On August 20, 2010, the trial court conducted a hearing pursuant to this court‘s order of remand and provided Harrison with the opportunity to demonstrate the basis for his request for new trial counsel. At the conclusion of the hearing, the trial court determined that Harrison had failed to present sufficient reasons for the replacement of trial counsel and then denied his request for new counsel.
Harrison filed a second appeal and raised two assignments of error that challenged the trial court‘s denial of his request for new trial counsel. Harrison argued the following issues though his second appeal: (1) the trial court failed to provide a full and fair hearing
“* * * the judge on remand should attempt to determine those issues for which the defendant sought to discharge his attorney initially, and acknowledged that ‘in the aftermath of trial,’ a defendant ‘might assert numerous errors of his trial counsel,’ but cautioned that ‘it is unlikely that he would foresee each error prior to trial.’ Beranek.
“It was on the above authority that this court in [C.A. 93132] remanded this case for a hearing. On remand, the trial court properly conducted a hearing and allowed Harrison to place on the record, his reasons for the request for new counsel. After reviewing the record and all evidence adduced at the hearing, we find that the trial court made sufficient inquiry into the allegation to provide this court with meaningful review. We also agree with the trial court that Harrison‘s reasons supporting his request for new counsel were insufficient.
“* * *.
“Again, as stated above, on remand, the trial court was merely required to allow Harrison to state his reasons for wanting to discharge counsel. * * *. If Harrison‘s allegations were found to be vague and general, as in the instant case, no further
investigation was warranted. Moreover, this Court specifically rejected Harrison‘s arguments concerning his right to testify and the lack of a medical expert. See [C.A. 93132].”

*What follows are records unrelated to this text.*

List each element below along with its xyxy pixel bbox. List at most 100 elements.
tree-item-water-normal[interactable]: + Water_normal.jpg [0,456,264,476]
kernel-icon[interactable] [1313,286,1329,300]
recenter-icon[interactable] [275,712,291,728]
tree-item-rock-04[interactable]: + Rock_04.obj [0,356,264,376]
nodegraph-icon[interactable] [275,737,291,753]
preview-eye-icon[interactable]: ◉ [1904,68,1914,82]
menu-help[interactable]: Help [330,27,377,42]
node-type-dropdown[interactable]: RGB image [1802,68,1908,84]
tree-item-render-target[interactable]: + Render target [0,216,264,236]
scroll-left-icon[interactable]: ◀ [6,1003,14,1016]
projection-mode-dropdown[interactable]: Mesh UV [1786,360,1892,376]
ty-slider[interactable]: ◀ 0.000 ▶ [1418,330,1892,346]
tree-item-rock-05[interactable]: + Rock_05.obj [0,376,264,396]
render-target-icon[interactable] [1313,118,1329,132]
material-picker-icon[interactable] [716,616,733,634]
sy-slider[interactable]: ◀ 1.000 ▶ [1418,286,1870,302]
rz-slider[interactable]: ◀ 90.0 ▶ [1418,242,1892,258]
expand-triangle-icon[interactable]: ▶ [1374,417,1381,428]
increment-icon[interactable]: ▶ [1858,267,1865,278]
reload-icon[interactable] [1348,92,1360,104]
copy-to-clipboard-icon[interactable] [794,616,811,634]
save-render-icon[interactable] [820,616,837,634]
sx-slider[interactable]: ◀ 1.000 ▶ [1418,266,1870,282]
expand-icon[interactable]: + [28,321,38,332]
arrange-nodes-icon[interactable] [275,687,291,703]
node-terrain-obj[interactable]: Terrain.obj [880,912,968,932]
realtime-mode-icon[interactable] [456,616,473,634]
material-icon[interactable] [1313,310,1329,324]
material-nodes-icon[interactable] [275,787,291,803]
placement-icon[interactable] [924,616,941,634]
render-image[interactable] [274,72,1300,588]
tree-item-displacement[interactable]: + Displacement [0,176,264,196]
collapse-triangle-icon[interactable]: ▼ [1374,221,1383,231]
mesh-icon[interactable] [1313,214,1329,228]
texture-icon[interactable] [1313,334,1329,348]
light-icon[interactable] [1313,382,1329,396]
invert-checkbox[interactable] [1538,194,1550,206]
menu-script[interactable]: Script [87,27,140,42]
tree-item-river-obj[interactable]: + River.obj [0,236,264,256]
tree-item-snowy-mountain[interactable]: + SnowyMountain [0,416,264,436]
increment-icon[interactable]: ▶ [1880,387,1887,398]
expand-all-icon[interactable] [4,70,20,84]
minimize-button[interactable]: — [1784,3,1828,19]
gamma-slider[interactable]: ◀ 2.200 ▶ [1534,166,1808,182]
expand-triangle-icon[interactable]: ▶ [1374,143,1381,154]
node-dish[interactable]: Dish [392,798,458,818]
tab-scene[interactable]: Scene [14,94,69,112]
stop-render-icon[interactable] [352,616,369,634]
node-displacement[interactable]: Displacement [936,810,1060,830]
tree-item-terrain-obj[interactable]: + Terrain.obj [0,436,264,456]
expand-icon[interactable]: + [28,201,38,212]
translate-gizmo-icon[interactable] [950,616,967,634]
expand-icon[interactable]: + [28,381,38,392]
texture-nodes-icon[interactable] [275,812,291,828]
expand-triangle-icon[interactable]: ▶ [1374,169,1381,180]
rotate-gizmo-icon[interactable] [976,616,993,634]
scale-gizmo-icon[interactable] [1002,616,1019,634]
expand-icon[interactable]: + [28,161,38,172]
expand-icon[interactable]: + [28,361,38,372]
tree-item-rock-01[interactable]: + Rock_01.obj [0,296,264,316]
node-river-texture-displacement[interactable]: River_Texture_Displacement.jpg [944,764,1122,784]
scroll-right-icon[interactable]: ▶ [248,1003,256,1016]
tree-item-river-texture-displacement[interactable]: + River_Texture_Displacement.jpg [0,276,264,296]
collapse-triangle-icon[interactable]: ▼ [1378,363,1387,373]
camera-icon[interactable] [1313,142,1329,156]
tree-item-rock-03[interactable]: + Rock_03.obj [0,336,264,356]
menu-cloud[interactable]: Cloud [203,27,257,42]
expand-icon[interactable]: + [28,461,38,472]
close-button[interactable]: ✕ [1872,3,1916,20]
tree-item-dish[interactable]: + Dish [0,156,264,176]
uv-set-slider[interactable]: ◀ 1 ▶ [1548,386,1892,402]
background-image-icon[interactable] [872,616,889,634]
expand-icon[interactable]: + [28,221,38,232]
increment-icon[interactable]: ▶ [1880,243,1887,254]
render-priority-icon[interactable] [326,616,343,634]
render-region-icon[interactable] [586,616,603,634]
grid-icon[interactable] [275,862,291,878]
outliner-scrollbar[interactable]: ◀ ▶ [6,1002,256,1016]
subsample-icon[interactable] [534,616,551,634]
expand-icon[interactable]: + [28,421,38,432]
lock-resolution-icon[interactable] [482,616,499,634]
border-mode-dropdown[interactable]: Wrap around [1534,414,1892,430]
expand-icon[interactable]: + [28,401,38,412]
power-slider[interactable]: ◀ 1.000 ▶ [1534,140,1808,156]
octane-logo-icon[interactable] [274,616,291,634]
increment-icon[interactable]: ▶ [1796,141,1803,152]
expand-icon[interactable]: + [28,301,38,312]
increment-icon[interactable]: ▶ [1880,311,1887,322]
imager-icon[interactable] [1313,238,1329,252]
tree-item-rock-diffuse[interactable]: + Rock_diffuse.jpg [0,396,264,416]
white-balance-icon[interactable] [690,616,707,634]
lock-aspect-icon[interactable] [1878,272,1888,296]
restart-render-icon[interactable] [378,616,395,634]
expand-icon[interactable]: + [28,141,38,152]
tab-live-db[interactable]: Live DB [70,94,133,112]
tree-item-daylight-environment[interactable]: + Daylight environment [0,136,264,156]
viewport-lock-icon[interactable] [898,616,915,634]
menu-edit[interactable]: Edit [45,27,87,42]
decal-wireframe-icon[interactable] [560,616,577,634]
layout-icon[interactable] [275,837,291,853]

Clearly, this court has previously determined that the trial court did not err by denying Harrison‘s request for new counsel and that Harrison was not prejudiced by the decision to refuse the appointment of new counsel. Res judicata bars any further litigation of the question of whether Harrison was prejudiced by the trial court‘s refusal to appoint new counsel. State v. Segines, Cuyahoga App. No. 89915, 2010-Ohio-5112, reopening disallowed, 2011-Ohio-1579, Motion No. 441247; State v. Pratt, Cuyahoga App. No. 93123, 2010-Ohio-1426, reopening disallowed, 2010-Ohio-4998, Motion No. 434932.
Thus, we are prevented from considering the proposed assignment of error and find that Harrison has failed to establish the claim of ineffective assistance of appellate counsel.
Accordingly, Harrison‘s application for reopening is denied.